Search code examples
sqlleft-joingreatest-n-per-group

Join two tables and select a single record based on condition


I have 2 tables (Customers and Addresses). I need to join the two tables using customer_id column and output only one record per customer where the address is primary address, or if it is not, then I should chose the address where the address name starts with letter 'A'. If none is true then I need an empty cell. (Note that the customer may have multiple addresses and a few of them may start with 'A', and I should take only one.) I will try to visualize the task below, to be more clear.

Customers

customer_id first_name last_name
1 John Johnny
2 Mike Mikey
3 Tim Timson
4 Bart Bartson

Addresses

address_id customer_id address_line city isPrimary
1 1 "Address line" Toronto 0
2 1 "Another address" Chicago 1
3 2 "6th ave." Los Angel 0
4 2 "Just an address" Salt Lake 0
5 3 "Tim's street" Denver 1
6 3 "Another Tim's ad" Berlin 1
7 4 "Wallstreet" New York 0
8 4 "Skystreet" London 0
9 4 "St.
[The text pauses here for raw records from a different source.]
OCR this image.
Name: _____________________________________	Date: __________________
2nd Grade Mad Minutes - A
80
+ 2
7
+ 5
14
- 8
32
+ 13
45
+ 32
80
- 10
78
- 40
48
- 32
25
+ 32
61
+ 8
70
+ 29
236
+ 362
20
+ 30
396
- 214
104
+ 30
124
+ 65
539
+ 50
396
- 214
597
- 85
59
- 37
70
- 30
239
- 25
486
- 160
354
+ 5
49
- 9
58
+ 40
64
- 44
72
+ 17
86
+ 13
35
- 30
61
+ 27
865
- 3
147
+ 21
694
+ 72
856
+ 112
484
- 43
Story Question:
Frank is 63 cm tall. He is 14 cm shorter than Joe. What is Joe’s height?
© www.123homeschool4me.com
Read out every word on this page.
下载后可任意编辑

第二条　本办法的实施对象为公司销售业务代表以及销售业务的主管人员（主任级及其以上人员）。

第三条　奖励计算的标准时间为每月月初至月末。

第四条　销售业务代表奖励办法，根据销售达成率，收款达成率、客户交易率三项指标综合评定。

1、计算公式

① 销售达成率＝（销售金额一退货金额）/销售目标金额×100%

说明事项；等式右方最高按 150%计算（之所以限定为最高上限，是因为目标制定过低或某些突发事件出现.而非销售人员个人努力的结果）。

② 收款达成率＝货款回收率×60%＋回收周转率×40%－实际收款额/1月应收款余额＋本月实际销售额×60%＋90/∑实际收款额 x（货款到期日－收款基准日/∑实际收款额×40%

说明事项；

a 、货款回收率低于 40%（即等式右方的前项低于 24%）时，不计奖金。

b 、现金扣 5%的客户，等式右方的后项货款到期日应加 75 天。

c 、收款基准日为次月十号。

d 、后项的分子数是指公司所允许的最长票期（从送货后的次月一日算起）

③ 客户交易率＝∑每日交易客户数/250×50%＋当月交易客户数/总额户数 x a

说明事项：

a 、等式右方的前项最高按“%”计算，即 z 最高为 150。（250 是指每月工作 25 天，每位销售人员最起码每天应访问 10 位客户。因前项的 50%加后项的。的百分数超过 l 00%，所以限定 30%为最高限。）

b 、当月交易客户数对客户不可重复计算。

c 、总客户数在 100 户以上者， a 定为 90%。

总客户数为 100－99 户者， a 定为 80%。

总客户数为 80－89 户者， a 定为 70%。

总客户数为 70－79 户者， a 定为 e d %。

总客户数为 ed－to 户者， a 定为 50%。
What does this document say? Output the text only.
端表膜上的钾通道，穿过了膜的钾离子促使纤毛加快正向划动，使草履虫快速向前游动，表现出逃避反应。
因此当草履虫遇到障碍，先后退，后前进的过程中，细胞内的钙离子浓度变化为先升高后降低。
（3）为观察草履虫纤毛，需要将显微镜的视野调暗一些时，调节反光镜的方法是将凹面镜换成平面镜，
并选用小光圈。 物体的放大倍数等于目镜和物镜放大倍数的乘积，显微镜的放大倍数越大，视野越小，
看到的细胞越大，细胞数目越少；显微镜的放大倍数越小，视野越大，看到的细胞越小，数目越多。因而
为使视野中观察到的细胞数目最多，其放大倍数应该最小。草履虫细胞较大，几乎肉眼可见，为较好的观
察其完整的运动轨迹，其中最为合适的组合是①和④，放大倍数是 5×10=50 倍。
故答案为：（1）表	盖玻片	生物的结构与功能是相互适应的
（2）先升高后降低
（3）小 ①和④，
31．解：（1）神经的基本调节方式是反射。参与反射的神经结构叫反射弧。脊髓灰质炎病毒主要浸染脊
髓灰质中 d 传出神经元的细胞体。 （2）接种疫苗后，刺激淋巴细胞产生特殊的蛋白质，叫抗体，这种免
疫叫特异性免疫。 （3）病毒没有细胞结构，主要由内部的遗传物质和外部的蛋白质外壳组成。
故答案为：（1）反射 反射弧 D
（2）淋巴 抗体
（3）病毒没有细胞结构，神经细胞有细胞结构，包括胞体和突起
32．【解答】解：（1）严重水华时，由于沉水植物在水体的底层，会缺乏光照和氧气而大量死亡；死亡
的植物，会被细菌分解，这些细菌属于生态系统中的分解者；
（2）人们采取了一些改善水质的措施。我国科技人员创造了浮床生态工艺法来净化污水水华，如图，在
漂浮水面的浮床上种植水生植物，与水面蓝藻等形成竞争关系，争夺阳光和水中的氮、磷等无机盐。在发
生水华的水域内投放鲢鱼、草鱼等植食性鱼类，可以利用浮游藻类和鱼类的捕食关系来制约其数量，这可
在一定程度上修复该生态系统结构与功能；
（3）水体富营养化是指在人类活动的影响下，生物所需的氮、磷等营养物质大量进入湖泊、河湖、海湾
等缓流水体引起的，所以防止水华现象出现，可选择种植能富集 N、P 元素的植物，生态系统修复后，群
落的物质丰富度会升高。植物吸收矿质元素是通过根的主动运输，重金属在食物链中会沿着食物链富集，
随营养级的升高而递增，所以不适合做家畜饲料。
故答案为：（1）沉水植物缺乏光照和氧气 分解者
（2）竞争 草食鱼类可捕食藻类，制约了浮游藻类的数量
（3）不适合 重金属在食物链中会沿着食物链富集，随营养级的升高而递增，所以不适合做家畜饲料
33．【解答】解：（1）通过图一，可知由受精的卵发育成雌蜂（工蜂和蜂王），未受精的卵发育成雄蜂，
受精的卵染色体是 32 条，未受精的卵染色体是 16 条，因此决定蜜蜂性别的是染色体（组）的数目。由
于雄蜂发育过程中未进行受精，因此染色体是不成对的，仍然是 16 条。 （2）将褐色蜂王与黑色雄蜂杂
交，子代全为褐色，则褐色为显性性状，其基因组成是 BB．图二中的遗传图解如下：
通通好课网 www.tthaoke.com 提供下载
Angel str." Rome 0
10 2 "Another Mike's" London 0

And the final output should be the following:

Output

customer_id first_name last_name address_line city
1 John Johnny "Another address" Chicago
2 Mike Mikey "Another Mike's" London
3 Tim Timson "Tim's street" Denver
4 Bart Bartson "" ""
  • Since John has two addresses starting with 'A', but there is a primary one, the primary one is chosen.
  • Mike has 3 addresses, none of them is primary, so chosing the one starting with 'A'.
  • Tim has two primary addresses, so we chose only the first encounter.
  • Bart has two addresses, but non is primary and none starts with 'A', so its left blank.

Solution

  • If I follow you correctly, we can approach this using row_number() for prioritization and a left join:

    select c.*, a.address_line, a.city
    from customers c
    left join (
        select a.*, 
            row_number() over(partition by customer_id order by isPrimary desc, address_id) rn
        from addresses a
        where isPrimary = 1 or address_line like 'A%'
    ) a on a.customer_id = c.customer_id and a.rn = 1
    

    The subquery on filters on primary addresses or addresses that start with A, and ranks them for each client, giving priority to primary ones. If a client has no primary adress and no address that starts with A, this returns an empty set; if he has several matching addresses, this prioritizes the primary (if any).

    All that is left to do then is to filter on the top match per group (if any) in the left join.